Plenair Rietkerk bij behandeling Begrotingen Landbouw, Visserij, Voedselzekerheid en Natuur en Diergezondheidsfonds 2025



Verslag van de vergadering van 18 februari 2025 (2024/2025 nr. 19)

Status: ongecorrigeerd

Aanvang: 20.53 uur

Een verslag met de status "ongecorrigeerd" is niet voor citaten en er kan geen recht aan ontleend worden.


Bekijk de video van deze spreekbeurt

De heer Rietkerk i (CDA):

Dank u wel, voorzitter. Allereerst dank ik minister Wiersma voor haar antwoorden. De begroting voor 2025 is inderdaad relatief beleidsarm. Dat is niet toevallig, maar dat komt doordat er in 2025 amper extra budget bij gekomen is. Op dit moment kan er naar ons idee niet echt iets substantieels in gang gezet worden. De minister gaf op een vraag van de heer Oplaat al het antwoord dat de koploperprojecten nog van Rutte IV zijn. Gelukkig zijn die miljoenen er. Dat gaat gewoon door. De doelen staan volgens dit kabinet. En daar zit nu net het probleem. Er is 24 miljard wegbezuinigd. In 2026 komt er pas geld voor de landbouw, 5 miljard. Er wordt pas vanaf 2026 500 miljoen structureel geïnvesteerd.

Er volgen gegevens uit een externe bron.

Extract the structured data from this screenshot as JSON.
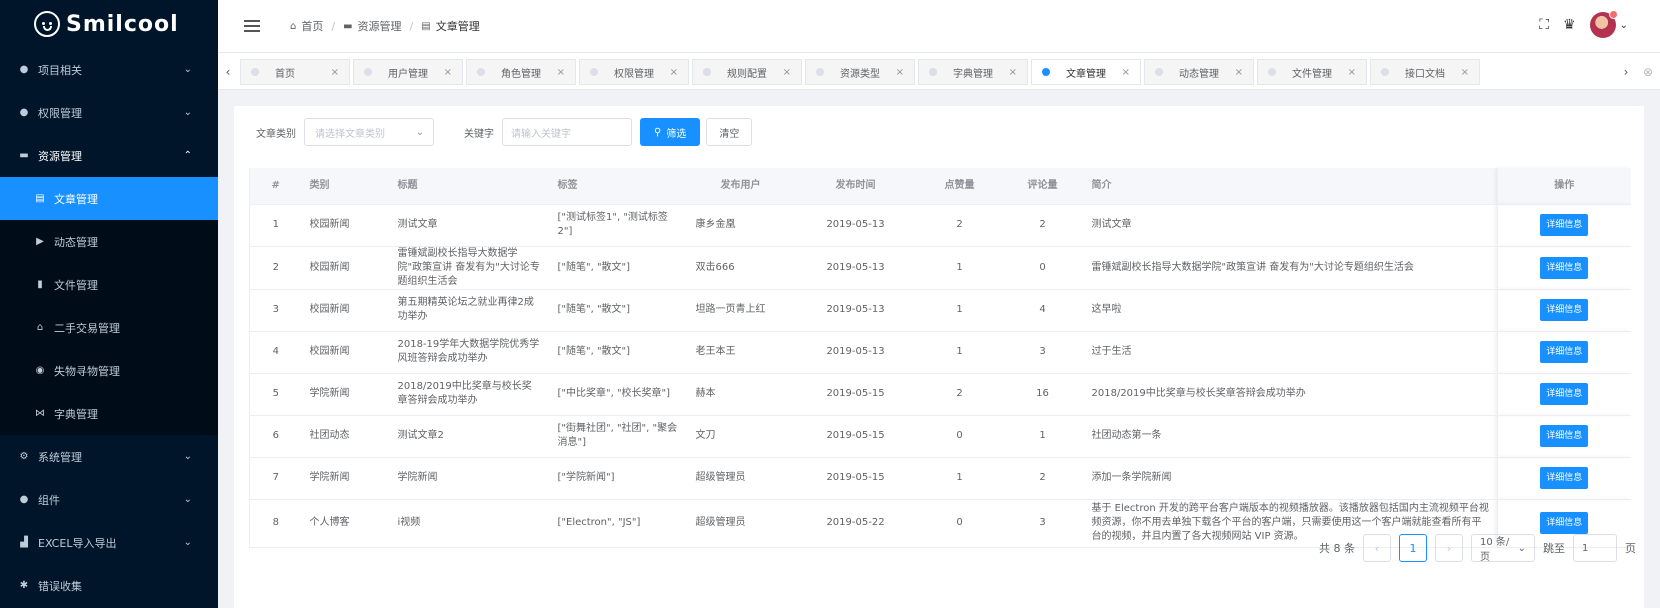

We hebben het nu over de begroting voor 2025. Voor 2025 heeft het kabinet een eerste deadline voor stikstofdoelen. In februari 2025 zouden de PAS-melders gelegaliseerd moeten zijn. In 2027 is de deadline voor de Kaderrichtlijn Water. In 2030 is de tweede deadline voor de stikstofdoelen. Dat zijn de doelen. Deze deadlines zijn onhaalbaar als we de eerste twee jaar gaan zitten duimendraaien omdat het kabinet voor 2025 geen fors extra budget voor landbouw, natuurherstel en leefbaarheid wil vrijmaken. Met deze begroting maakt het kabinet de taakstelling die toch aan de agrarische sector wordt opgelegd via de te halen doelen, bijna onuitvoerbaar.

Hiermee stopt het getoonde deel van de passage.